Deadlock in IvasModeRunner.py
Commit SHA to replicate: ca31cb52 (for example)
It has been found out in the development of the CI system and specifically smoke tests that the IvasModeRunner.py can end up into a deadlock situation. In previous use, this has been probably a very rarely occurring situation but with the short inputs of the smoke tests combined with high concurrency (over 50 threads) on some runners has brought the deadlock up.
This problem can be replicated at least on Ubuntu 18.04 using Python version 3.8.10 and with the following edited command of smoke_test.sh
./scripts/runIvasCodec.py -p ./scripts/config/ci_linux.json -m $list -U 1 -t 200 | tee smoke_test_output.txt
Probably increasing threads from 200 to higher count makes it appear even more reliably but this already ended in deadlock almost always on our platform. Our default thread count of 16 required somewhere between 50 to 100 runs to end in deadlock.

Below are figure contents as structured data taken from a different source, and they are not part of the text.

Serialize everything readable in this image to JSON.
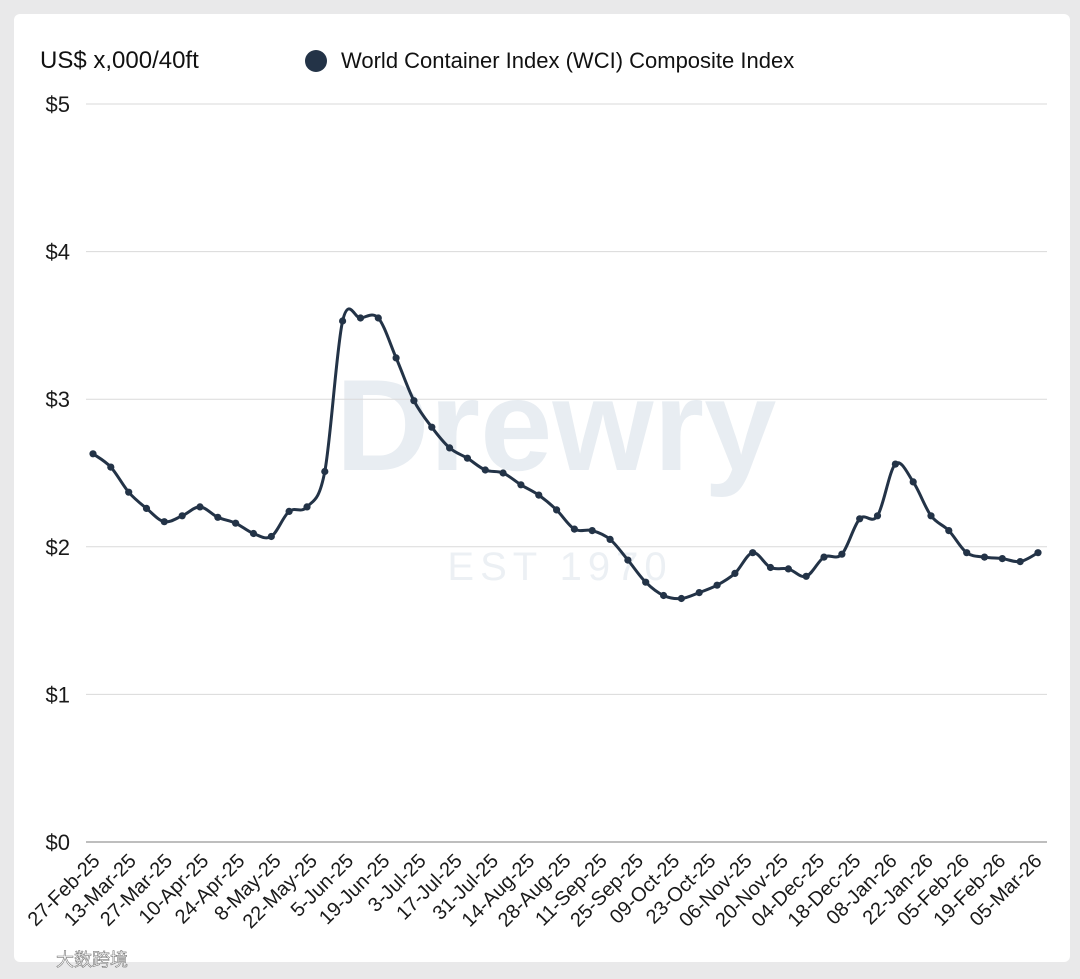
{
  "chart_data": {
    "type": "line",
    "ylabel": "US$ x,000/40ft",
    "ylim": [
      0,
      5
    ],
    "yticks": [
      0,
      1,
      2,
      3,
      4,
      5
    ],
    "ytick_labels": [
      "$0",
      "$1",
      "$2",
      "$3",
      "$4",
      "$5"
    ],
    "grid": "horizontal",
    "legend_position": "top",
    "xtick_labels": [
      "27-Feb-25",
      "13-Mar-25",
      "27-Mar-25",
      "10-Apr-25",
      "24-Apr-25",
      "8-May-25",
      "22-May-25",
      "5-Jun-25",
      "19-Jun-25",
      "3-Jul-25",
      "17-Jul-25",
      "31-Jul-25",
      "14-Aug-25",
      "28-Aug-25",
      "11-Sep-25",
      "25-Sep-25",
      "09-Oct-25",
      "23-Oct-25",
      "06-Nov-25",
      "20-Nov-25",
      "04-Dec-25",
      "18-Dec-25",
      "08-Jan-26",
      "22-Jan-26",
      "05-Feb-26",
      "19-Feb-26",
      "05-Mar-26"
    ],
    "series": [
      {
        "name": "World Container Index (WCI) Composite Index",
        "color": "#233347",
        "values": [
          2.63,
          2.54,
          2.37,
          2.26,
          2.17,
          2.21,
          2.27,
          2.2,
          2.16,
          2.09,
          2.07,
          2.24,
          2.27,
          2.51,
          3.53,
          3.55,
          3.55,
          3.28,
          2.99,
          2.81,
          2.67,
          2.6,
          2.52,
          2.5,
          2.42,
          2.35,
          2.25,
          2.12,
          2.11,
          2.05,
          1.91,
          1.76,
          1.67,
          1.65,
          1.69,
          1.74,
          1.82,
          1.96,
          1.86,
          1.85,
          1.8,
          1.93,
          1.95,
          2.19,
          2.21,
          2.56,
          2.44,
          2.21,
          2.11,
          1.96,
          1.93,
          1.92,
          1.9,
          1.96
        ]
      }
    ]
  },
  "watermark": {
    "brand": "Drewry",
    "tagline": "EST 1970"
  },
  "credit": "大数跨境"
}
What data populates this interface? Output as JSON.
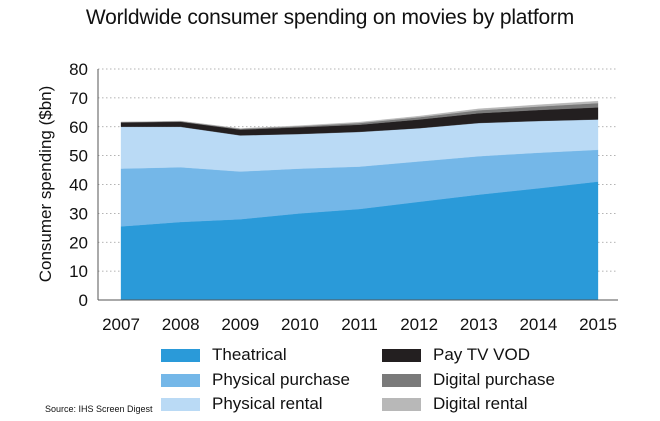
{
  "chart_data": {
    "type": "area",
    "stacked": true,
    "title": "Worldwide consumer spending on movies by platform",
    "ylabel": "Consumer spending  ($bn)",
    "xlabel": "",
    "categories": [
      "2007",
      "2008",
      "2009",
      "2010",
      "2011",
      "2012",
      "2013",
      "2014",
      "2015"
    ],
    "ylim": [
      0,
      80
    ],
    "yticks": [
      0,
      10,
      20,
      30,
      40,
      50,
      60,
      70,
      80
    ],
    "grid": "horizontal dotted",
    "legend_position": "bottom",
    "series": [
      {
        "name": "Theatrical",
        "color": "#2a9ad9",
        "values": [
          25.5,
          27,
          28,
          30,
          31.5,
          34,
          36.5,
          38.7,
          41
        ]
      },
      {
        "name": "Physical purchase",
        "color": "#74b7e8",
        "values": [
          20,
          19,
          16.5,
          15.5,
          14.7,
          14,
          13.3,
          12.3,
          11
        ]
      },
      {
        "name": "Physical rental",
        "color": "#badaf5",
        "values": [
          14.5,
          14,
          12.5,
          12,
          12,
          11.5,
          11.5,
          11,
          10.5
        ]
      },
      {
        "name": "Pay TV VOD",
        "color": "#231f20",
        "values": [
          1.5,
          1.7,
          2.0,
          2.3,
          2.5,
          3.0,
          3.4,
          3.8,
          4.2
        ]
      },
      {
        "name": "Digital purchase",
        "color": "#7a7a7a",
        "values": [
          0.1,
          0.2,
          0.3,
          0.4,
          0.6,
          0.8,
          1.0,
          1.2,
          1.5
        ]
      },
      {
        "name": "Digital rental",
        "color": "#b8b8b8",
        "values": [
          0.0,
          0.1,
          0.1,
          0.2,
          0.3,
          0.4,
          0.5,
          0.6,
          0.7
        ]
      }
    ]
  },
  "source": "Source: IHS Screen Digest"
}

The problem seems to be limited to the normal encoder-decoder run as the run with --decoder_only
option did not deadlock.
A trace with GDB from the deadlock situation gives this
(gdb) py-bt
Traceback (most recent call first):
File "/usr/lib/python3.8/threading.py", line 1027, in _wait_for_tstate_lock
elif lock.acquire(block, timeout):
File "/usr/lib/python3.8/threading.py", line 1011, in join
self._wait_for_tstate_lock()
File "/usr/lib/python3.8/concurrent/futures/thread.py", line 236, in shutdown
t.join()
File "/usr/lib/python3.8/concurrent/futures/_base.py", line 644, in __exit__
self.shutdown(wait=True)
File "/home/gitlab-runner/debugtemp/ivas-pc-repo/scripts/pyivastest/IvasModeRunner.py", line 2632, in run_enc_dec_threads
File "/home/gitlab-runner/debugtemp/ivas-pc-repo/scripts/pyivastest/IvasModeRunner.py", line 1513, in run
self.run_enc_dec_threads()
File "./scripts/runIvasCodec.py", line 908, in run
File "./scripts/runIvasCodec.py", line 661, in <module>
and interrupting the process gives this trace
File "./scripts/runIvasCodec.py", line 149, in <module>
script.run()
File "./scripts/runIvasCodec.py", line 140, in run
runner.run()
File "/home/gitlab-runner/debugtemp/ivas-pc-repo/scripts/pyivastest/IvasModeRunner.py", line 1513, in run
self.run_enc_dec_threads()
File "/home/gitlab-runner/debugtemp/ivas-pc-repo/scripts/pyivastest/IvasModeRunner.py", line 1608, in run_enc_dec_threads
self.dec_queue["condition"].release()
File "/usr/lib/python3.8/concurrent/futures/_base.py", line 644, in __exit__
self.shutdown(wait=True)
File "/usr/lib/python3.8/concurrent/futures/thread.py", line 236, in shutdown
t.join()
File "/usr/lib/python3.8/threading.py", line 1011, in join
self._wait_for_tstate_lock()
File "/usr/lib/python3.8/threading.py", line 1027, in _wait_for_tstate_lock
elif lock.acquire(block, timeout):
Looking at the code, this deadlock problem looks to be related to the lock self.dec_queue["condition"]
acquired at row 1596 of IvasModeRunner.py
and the break
on row 1600 of the same file. I would guess that there should be at least a release of the lock there. However, testing addition of the release gives a wrong progress output so some more work is required to fix this properly.